Guidance of the 3D multi-atlas approach can potentially correct false positive detections of the GAN while maintaining the benefit of better accuracy in recognition of the muscle margins and border regions [21]. As expected, combining the accuracy of GAN-based methods in depicting small details and muscle margins and the robustness of the MAS was highly effective in this scenario. Taking into account that only 34 CT scans were used to train the algorithms, our results demonstrate the efficiency of the combined approach by exhibiting a relatively high accuracy of psoas-recognition, as expressed by the Dice coefficient of 0.82 [95%CI: 0.65–0.90]. In contrast to the isolated procedures (GAN, MAS), no significant difference was found regarding predictions of the COM versus manual segmentations of the radiologist. This was also reflected in the more accurate determination of PMMV. While the automatically determined PMMV for both isolated approaches (GAN and MAS) significantly overestimated the PMMV (+ 28.9% and + 28.0%, each p < 0.001), PMMV of the combined approach was comparable to the manually segmented volumes (+ 0.7%, p = 0.33).

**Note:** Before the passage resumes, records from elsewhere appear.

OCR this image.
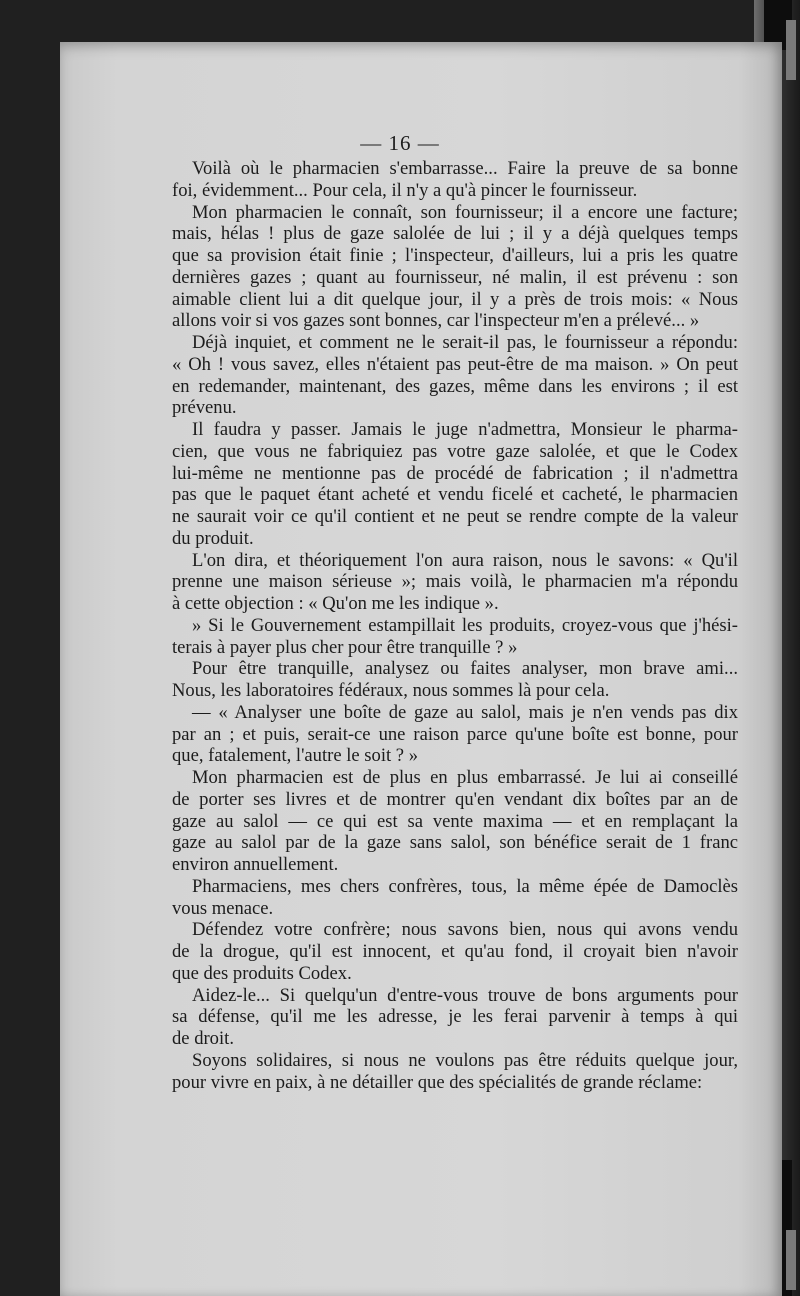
— 16 —
Voilà où le pharmacien s'embarrasse... Faire la preuve de sa bonne
foi, évidemment... Pour cela, il n'y a qu'à pincer le fournisseur.
Mon pharmacien le connaît, son fournisseur; il a encore une facture;
mais, hélas ! plus de gaze salolée de lui ; il y a déjà quelques temps
que sa provision était finie ; l'inspecteur, d'ailleurs, lui a pris les quatre
dernières gazes ; quant au fournisseur, né malin, il est prévenu : son
aimable client lui a dit quelque jour, il y a près de trois mois: « Nous
allons voir si vos gazes sont bonnes, car l'inspecteur m'en a prélevé... »
Déjà inquiet, et comment ne le serait-il pas, le fournisseur a répondu:
« Oh ! vous savez, elles n'étaient pas peut-être de ma maison. » On peut
en redemander, maintenant, des gazes, même dans les environs ; il est
prévenu.
Il faudra y passer. Jamais le juge n'admettra, Monsieur le pharma-
cien, que vous ne fabriquiez pas votre gaze salolée, et que le Codex
lui-même ne mentionne pas de procédé de fabrication ; il n'admettra
pas que le paquet étant acheté et vendu ficelé et cacheté, le pharmacien
ne saurait voir ce qu'il contient et ne peut se rendre compte de la valeur
du produit.
L'on dira, et théoriquement l'on aura raison, nous le savons: « Qu'il
prenne une maison sérieuse »; mais voilà, le pharmacien m'a répondu
à cette objection : « Qu'on me les indique ».
» Si le Gouvernement estampillait les produits, croyez-vous que j'hési-
terais à payer plus cher pour être tranquille ? »
Pour être tranquille, analysez ou faites analyser, mon brave ami...
Nous, les laboratoires fédéraux, nous sommes là pour cela.
— « Analyser une boîte de gaze au salol, mais je n'en vends pas dix
par an ; et puis, serait-ce une raison parce qu'une boîte est bonne, pour
que, fatalement, l'autre le soit ? »
Mon pharmacien est de plus en plus embarrassé. Je lui ai conseillé
de porter ses livres et de montrer qu'en vendant dix boîtes par an de
gaze au salol — ce qui est sa vente maxima — et en remplaçant la
gaze au salol par de la gaze sans salol, son bénéfice serait de 1 franc
environ annuellement.
Pharmaciens, mes chers confrères, tous, la même épée de Damoclès
vous menace.
Défendez votre confrère; nous savons bien, nous qui avons vendu
de la drogue, qu'il est innocent, et qu'au fond, il croyait bien n'avoir
que des produits Codex.
Aidez-le... Si quelqu'un d'entre-vous trouve de bons arguments pour
sa défense, qu'il me les adresse, je les ferai parvenir à temps à qui
de droit.
Soyons solidaires, si nous ne voulons pas être réduits quelque jour,
pour vivre en paix, à ne détailler que des spécialités de grande réclame:
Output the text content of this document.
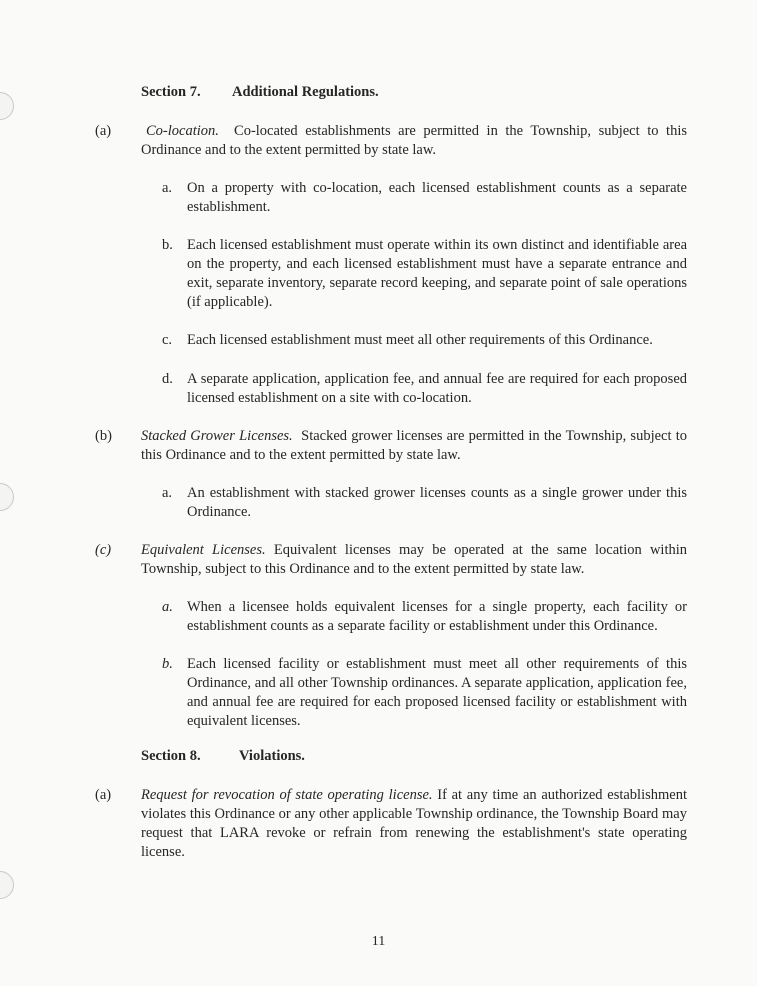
Section 7. Additional Regulations.
(a)	Co-location. Co-located establishments are permitted in the Township, subject to this Ordinance and to the extent permitted by state law.
a. On a property with co-location, each licensed establishment counts as a separate establishment.
b. Each licensed establishment must operate within its own distinct and identifiable area on the property, and each licensed establishment must have a separate entrance and exit, separate inventory, separate record keeping, and separate point of sale operations (if applicable).
c. Each licensed establishment must meet all other requirements of this Ordinance.
d. A separate application, application fee, and annual fee are required for each proposed licensed establishment on a site with co-location.
(b) Stacked Grower Licenses. Stacked grower licenses are permitted in the Township, subject to this Ordinance and to the extent permitted by state law.
a. An establishment with stacked grower licenses counts as a single grower under this Ordinance.
(c) Equivalent Licenses. Equivalent licenses may be operated at the same location within Township, subject to this Ordinance and to the extent permitted by state law.
a. When a licensee holds equivalent licenses for a single property, each facility or establishment counts as a separate facility or establishment under this Ordinance.
b. Each licensed facility or establishment must meet all other requirements of this Ordinance, and all other Township ordinances. A separate application, application fee, and annual fee are required for each proposed licensed facility or establishment with equivalent licenses.
Section 8.	Violations.
(a) Request for revocation of state operating license. If at any time an authorized establishment violates this Ordinance or any other applicable Township ordinance, the Township Board may request that LARA revoke or refrain from renewing the establishment's state operating license.
11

Thus, the automatic volume extraction of the presented combined approach resembled that of a human reader most closely.

It should be noted that there are of course other promising machine learning algorithms that allow psoas muscle segmentation, possibly with similar or even more accurate results, that were not investigated in this study. One example is SimCLR, a framework for contrastive learning [22]. Several other candidate approaches for deep learning-based segmentation have been proposed in the recent past [13, 23, 24]. Even though each method has advantages for certain settings, we decided to make use of the well-studied U-Net architecture [13] in an adversarial setting [14] to emphasize on learning shape priors. Regarding the combination of the two methods, another option would be given by an earlier fusion. The output of the MAS-based approach could also be used as input for the neural network. Since this would introduce several additional degrees of freedom, we chose the straightforward combination at the end of the pipeline. The results of the present study demonstrate the usefulness of a combination of two different approaches: a machine learning method and a traditional image segmentation method. In the end, this hybrid approach was able to achieve a high degree of precision compared to the manual segmentations of the radiologist.

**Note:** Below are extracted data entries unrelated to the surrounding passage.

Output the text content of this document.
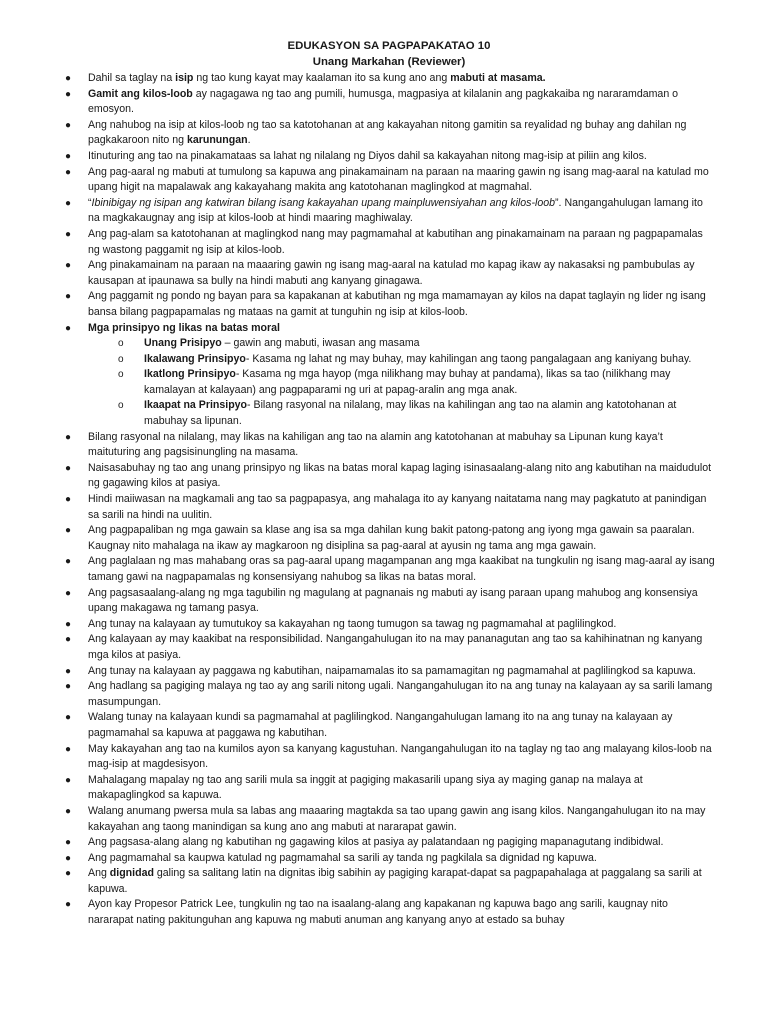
EDUKASYON SA PAGPAPAKATAO 10
Unang Markahan (Reviewer)
● Dahil sa taglay na isip ng tao kung kayat may kaalaman ito sa kung ano ang mabuti at masama.
● Gamit ang kilos-loob ay nagagawa ng tao ang pumili, humusga, magpasiya at kilalanin ang pagkakaiba ng nararamdaman o emosyon.
● Ang nahubog na isip at kilos-loob ng tao sa katotohanan at ang kakayahan nitong gamitin sa reyalidad ng buhay ang dahilan ng pagkakaroon nito ng karunungan.
● Itinuturing ang tao na pinakamataas sa lahat ng nilalang ng Diyos dahil sa kakayahan nitong mag-isip at piliin ang kilos.
● Ang pag-aaral ng mabuti at tumulong sa kapuwa ang pinakamainam na paraan na maaring gawin ng isang mag-aaral na katulad mo upang higit na mapalawak ang kakayahang makita ang katotohanan maglingkod at magmahal.
● “Ibinibigay ng isipan ang katwiran bilang isang kakayahan upang mainpluwensiyahan ang kilos-loob”. Nangangahulugan lamang ito na magkakaugnay ang isip at kilos-loob at hindi maaring maghiwalay.
● Ang pag-alam sa katotohanan at maglingkod nang may pagmamahal at kabutihan ang pinakamainam na paraan ng pagpapamalas ng wastong paggamit ng isip at kilos-loob.
● Ang pinakamainam na paraan na maaaring gawin ng isang mag-aaral na katulad mo kapag ikaw ay nakasaksi ng pambubulas ay kausapan at ipaunawa sa bully na hindi mabuti ang kanyang ginagawa.
● Ang paggamit ng pondo ng bayan para sa kapakanan at kabutihan ng mga mamamayan ay kilos na dapat taglayin ng lider ng isang bansa bilang pagpapamalas ng mataas na gamit at tunguhin ng isip at kilos-loob.
● Mga prinsipyo ng likas na batas moral
o Unang Prisipyo – gawin ang mabuti, iwasan ang masama
o Ikalawang Prinsipyo- Kasama ng lahat ng may buhay, may kahilingan ang taong pangalagaan ang kaniyang buhay.
o Ikatlong Prinsipyo- Kasama ng mga hayop (mga nilikhang may buhay at pandama), likas sa tao (nilikhang may kamalayan at kalayaan) ang pagpaparami ng uri at papag-aralin ang mga anak.
o Ikaapat na Prinsipyo- Bilang rasyonal na nilalang, may likas na kahilingan ang tao na alamin ang katotohanan at mabuhay sa lipunan.
● Bilang rasyonal na nilalang, may likas na kahiligan ang tao na alamin ang katotohanan at mabuhay sa Lipunan kung kaya’t maituturing ang pagsisinungling na masama.
● Naisasabuhay ng tao ang unang prinsipyo ng likas na batas moral kapag laging isinasaalang-alang nito ang kabutihan na maidudulot ng gagawing kilos at pasiya.
● Hindi maiiwasan na magkamali ang tao sa pagpapasya, ang mahalaga ito ay kanyang naitatama nang may pagkatuto at panindigan sa sarili na hindi na uulitin.
● Ang pagpapaliban ng mga gawain sa klase ang isa sa mga dahilan kung bakit patong-patong ang iyong mga gawain sa paaralan. Kaugnay nito mahalaga na ikaw ay magkaroon ng disiplina sa pag-aaral at ayusin ng tama ang mga gawain.
● Ang paglalaan ng mas mahabang oras sa pag-aaral upang magampanan ang mga kaakibat na tungkulin ng isang mag-aaral ay isang tamang gawi na nagpapamalas ng konsensiyang nahubog sa likas na batas moral.
● Ang pagsasaalang-alang ng mga tagubilin ng magulang at pagnanais ng mabuti ay isang paraan upang mahubog ang konsensiya upang makagawa ng tamang pasya.
● Ang tunay na kalayaan ay tumutukoy sa kakayahan ng taong tumugon sa tawag ng pagmamahal at paglilingkod.
● Ang kalayaan ay may kaakibat na responsibilidad. Nangangahulugan ito na may pananagutan ang tao sa kahihinatnan ng kanyang mga kilos at pasiya.
● Ang tunay na kalayaan ay paggawa ng kabutihan, naipamamalas ito sa pamamagitan ng pagmamahal at paglilingkod sa kapuwa.
● Ang hadlang sa pagiging malaya ng tao ay ang sarili nitong ugali. Nangangahulugan ito na ang tunay na kalayaan ay sa sarili lamang masumpungan.
● Walang tunay na kalayaan kundi sa pagmamahal at paglilingkod. Nangangahulugan lamang ito na ang tunay na kalayaan ay pagmamahal sa kapuwa at paggawa ng kabutihan.
● May kakayahan ang tao na kumilos ayon sa kanyang kagustuhan. Nangangahulugan ito na taglay ng tao ang malayang kilos-loob na mag-isip at magdesisyon.
● Mahalagang mapalay ng tao ang sarili mula sa inggit at pagiging makasarili upang siya ay maging ganap na malaya at makapaglingkod sa kapuwa.
● Walang anumang pwersa mula sa labas ang maaaring magtakda sa tao upang gawin ang isang kilos. Nangangahulugan ito na may kakayahan ang taong manindigan sa kung ano ang mabuti at nararapat gawin.
● Ang pagsasa-alang alang ng kabutihan ng gagawing kilos at pasiya ay palatandaan ng pagiging mapanagutang indibidwal.
● Ang pagmamahal sa kaupwa katulad ng pagmamahal sa sarili ay tanda ng pagkilala sa dignidad ng kapuwa.
● Ang dignidad galing sa salitang latin na dignitas ibig sabihin ay pagiging karapat-dapat sa pagpapahalaga at paggalang sa sarili at kapuwa.
● Ayon kay Propesor Patrick Lee, tungkulin ng tao na isaalang-alang ang kapakanan ng kapuwa bago ang sarili, kaugnay nito nararapat nating pakitunguhan ang kapuwa ng mabuti anuman ang kanyang anyo at estado sa buhay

There are some limitations of this study that need to be addressed. First, the relatively low number of CT scans made it difficult to robustly train a three-dimensional neural network, which is why a 2.5D approach was applied. However, the aim of this pilot study was to assess whether the proposed methods can be used in principle for the purpose of psoas muscle volumetry. Secondly, the retrospective selection of 34 randomly assigned CT scans from a single institution with an age distribution of 20–80 years might cause an underlying selection bias and thus could render the algorithms inapplicable to anatomical variants in certain patients. In addition, segmentations were not performed by multiple individuals, so inter-observer variability could not be determined. On the other hand, the fact that all segmentations were performed by the very same board-certified radiologist with 6 years of experience and that CTs were performed using uniform examination protocols may at least partially compensate for some of these limitations. Of course, a further validation in a dedicated test set is required for future studies.

Conclusion

In conclusion, we demonstrate a promising dedicated approach to generate automated psoas major muscle volumetry with reasonable results, compared to manual segmentations of the radiologist. The fusion of a state-of-the-art deep learning approach with a robust conventional multi-atlas-based segmentation technique showed improved accuracy compared to both individual methods. Validation on a larger data set is currently ongoing. This approach could provide automated muscle volumetry for opportunistic imaging approaches in future studies, such as for the automated detection of sarcopenia.